From Mission Life, Vol. VI (May 1, 1869)


MISSIONARY NOTEBOOK

Church Progress in Tinnevelly.

SUNDAY, the 31st January [1869], will long be remembered in the Tinnevelly Missions. On that day, twelve persons, ten of them natives were admitted to priests' orders by the Bishop of Madras, and twenty-two persons, all of them natives, to the order of deacon. The total number of persons ordained on this occasion was thirty-four, which greatly exceeds the number admitted to orders at any previous ordination in India. Of the twelve candidates for priests' orders, one European and three natives were connected with the Church Missionary Society; one European and seven natives with the Society for the Propagation of the Gospel. Of the twenty-two candidates for deacons' orders, fifteen were connected with the Church Missionary Society, and seven with the Society for the Propagation of the Gospel. The examination was conducted by the Bishop's domestic chaplain, the Rev. O. Done, and his two native Missionary chaplains, the Rev. J. Cornelius, of the Church Missionary Society, and the Rev. D. Samuel, of the Society for the Propagation of the Gospel. The private address to the accepted candidates was delivered on the Saturday preceding the ordination by the Rev. T. Spratt, of the Christian [sic] Missionary Society. The ordination sermon was preached by the Rev. C. Devanayagam, of the Church Missionary Society, from Col. i. 28, "Whom we preach, warning every man, and teaching every man in all wisdom; that we may present every man perfect in Jesus Christ;" and the Bishop was assisted in the laying-on of hands on those who were ordained to the priesthood by three Europeans and three native clergymen. The greater part of the Ordination Service, and of the service for the Holy Communion, was said by the Bishop in Tamil.

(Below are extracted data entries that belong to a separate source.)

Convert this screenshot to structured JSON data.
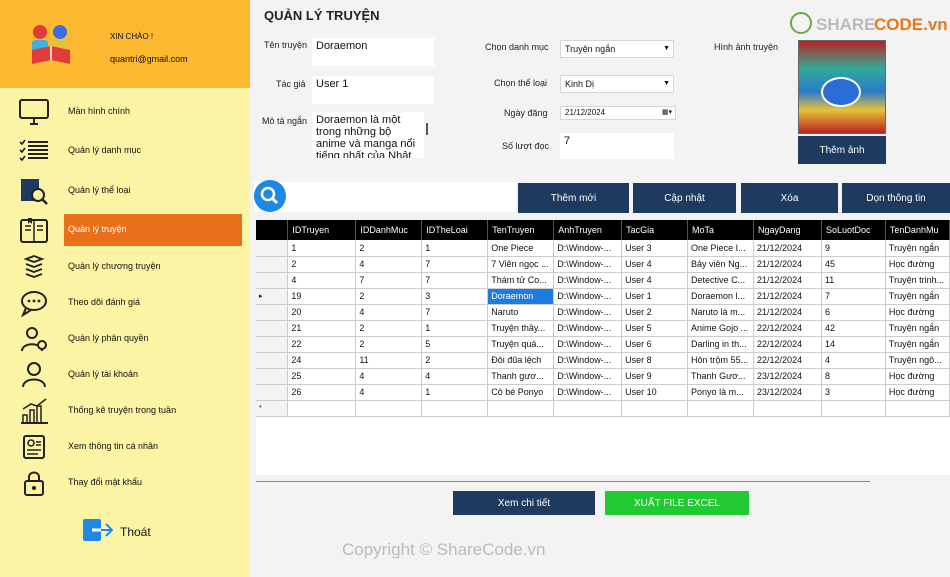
{
  "sidebar": {
    "greeting": "XIN CHÀO !",
    "email": "quantri@gmail.com",
    "items": [
      {
        "label": "Màn hình chính",
        "icon": "monitor-icon"
      },
      {
        "label": "Quản lý danh mục",
        "icon": "checklist-icon"
      },
      {
        "label": "Quản lý thể loại",
        "icon": "book-search-icon"
      },
      {
        "label": "Quản lý truyện",
        "icon": "book-open-icon"
      },
      {
        "label": "Quản lý chương truyện",
        "icon": "stack-icon"
      },
      {
        "label": "Theo dõi đánh giá",
        "icon": "chat-icon"
      },
      {
        "label": "Quản lý phân quyền",
        "icon": "user-gear-icon"
      },
      {
        "label": "Quản lý tài khoản",
        "icon": "user-icon"
      },
      {
        "label": "Thống kê truyện trong tuần",
        "icon": "bar-chart-icon"
      },
      {
        "label": "Xem thông tin cá nhân",
        "icon": "id-card-icon"
      },
      {
        "label": "Thay đổi mật khẩu",
        "icon": "lock-icon"
      }
    ],
    "logout": "Thoát"
  },
  "form": {
    "title": "QUẢN LÝ TRUYỆN",
    "ten_truyen_label": "Tên truyện",
    "ten_truyen_value": "Doraemon",
    "tac_gia_label": "Tác giả",
    "tac_gia_value": "User 1",
    "mo_ta_label": "Mô tả ngắn",
    "mo_ta_value": "Doraemon là một trong những bộ anime và manga nổi tiếng nhất của Nhật Bản",
    "danh_muc_label": "Chọn danh mục",
    "danh_muc_value": "Truyện ngắn",
    "the_loai_label": "Chọn thể loại",
    "the_loai_value": "Kinh Dị",
    "ngay_dang_label": "Ngày đăng",
    "ngay_dang_value": "21/12/2024",
    "so_luot_doc_label": "Số lượt đọc",
    "so_luot_doc_value": "7",
    "hinh_anh_label": "Hình ảnh truyện",
    "them_anh": "Thêm ảnh"
  },
  "toolbar": {
    "add": "Thêm mới",
    "update": "Cập nhật",
    "delete": "Xóa",
    "clear": "Dọn thông tin"
  },
  "grid": {
    "columns": [
      "IDTruyen",
      "IDDanhMuc",
      "IDTheLoai",
      "TenTruyen",
      "AnhTruyen",
      "TacGia",
      "MoTa",
      "NgayDang",
      "SoLuotDoc",
      "TenDanhMu"
    ],
    "rows": [
      [
        "1",
        "2",
        "1",
        "One Piece",
        "D:\\Window-...",
        "User 3",
        "One Piece I...",
        "21/12/2024",
        "9",
        "Truyện ngắn"
      ],
      [
        "2",
        "4",
        "7",
        "7 Viên ngọc ...",
        "D:\\Window-...",
        "User 4",
        "Bảy viên Ng...",
        "21/12/2024",
        "45",
        "Học đường"
      ],
      [
        "4",
        "7",
        "7",
        "Thám tử Co...",
        "D:\\Window-...",
        "User 4",
        "Detective C...",
        "21/12/2024",
        "11",
        "Truyện trinh..."
      ],
      [
        "19",
        "2",
        "3",
        "Doraemon",
        "D:\\Window-...",
        "User 1",
        "Doraemon l...",
        "21/12/2024",
        "7",
        "Truyện ngắn"
      ],
      [
        "20",
        "4",
        "7",
        "Naruto",
        "D:\\Window-...",
        "User 2",
        "Naruto là m...",
        "21/12/2024",
        "6",
        "Học đường"
      ],
      [
        "21",
        "2",
        "1",
        "Truyện thầy...",
        "D:\\Window-...",
        "User 5",
        "Anime Gojo ...",
        "22/12/2024",
        "42",
        "Truyện ngắn"
      ],
      [
        "22",
        "2",
        "5",
        "Truyện quá...",
        "D:\\Window-...",
        "User 6",
        "Darling in th...",
        "22/12/2024",
        "14",
        "Truyện ngắn"
      ],
      [
        "24",
        "11",
        "2",
        "Đôi đũa lệch",
        "D:\\Window-...",
        "User 8",
        "Hôn trộm 55...",
        "22/12/2024",
        "4",
        "Truyện ngô..."
      ],
      [
        "25",
        "4",
        "4",
        "Thanh gươ...",
        "D:\\Window-...",
        "User 9",
        "Thanh Gươ...",
        "23/12/2024",
        "8",
        "Học đường"
      ],
      [
        "26",
        "4",
        "1",
        "Cô bé Ponyo",
        "D:\\Window-...",
        "User 10",
        "Ponyo là m...",
        "23/12/2024",
        "3",
        "Học đường"
      ]
    ],
    "new_row_marker": "*",
    "current_row_marker": "▸"
  },
  "bottom": {
    "detail": "Xem chi tiết",
    "excel": "XUẤT FILE EXCEL"
  },
  "watermark": {
    "copyright": "Copyright © ShareCode.vn",
    "brand_share": "SHARE",
    "brand_code": "CODE.vn"
  },
  "colors": {
    "sidebar_bg": "#fbf4a5",
    "header_bg": "#fbb830",
    "active_item": "#e9701a",
    "button_dark": "#1e3a5f",
    "excel_green": "#22c933",
    "selected_cell": "#1e7be0"
  }
}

The total number of Missionary clergymen now in Tinnevelly is sixty-one, of whom fourteen are Europeans, and forty-seven natives; and of this number of forty-seven native clergymen, twenty-two, or nearly half the entire number, were admitted to holy orders on this occasion. When the writer of this notice arrived in Tinnevelly, in 1841, he found in the district seven European clergymen and only one native; and that native clergyman, the late Rev. J. Devasagayam, belonged to the district of Tangore. The increase in the number of native clergy from one to forty-seven marks the progress the native Church has made during that period of twenty-seven years.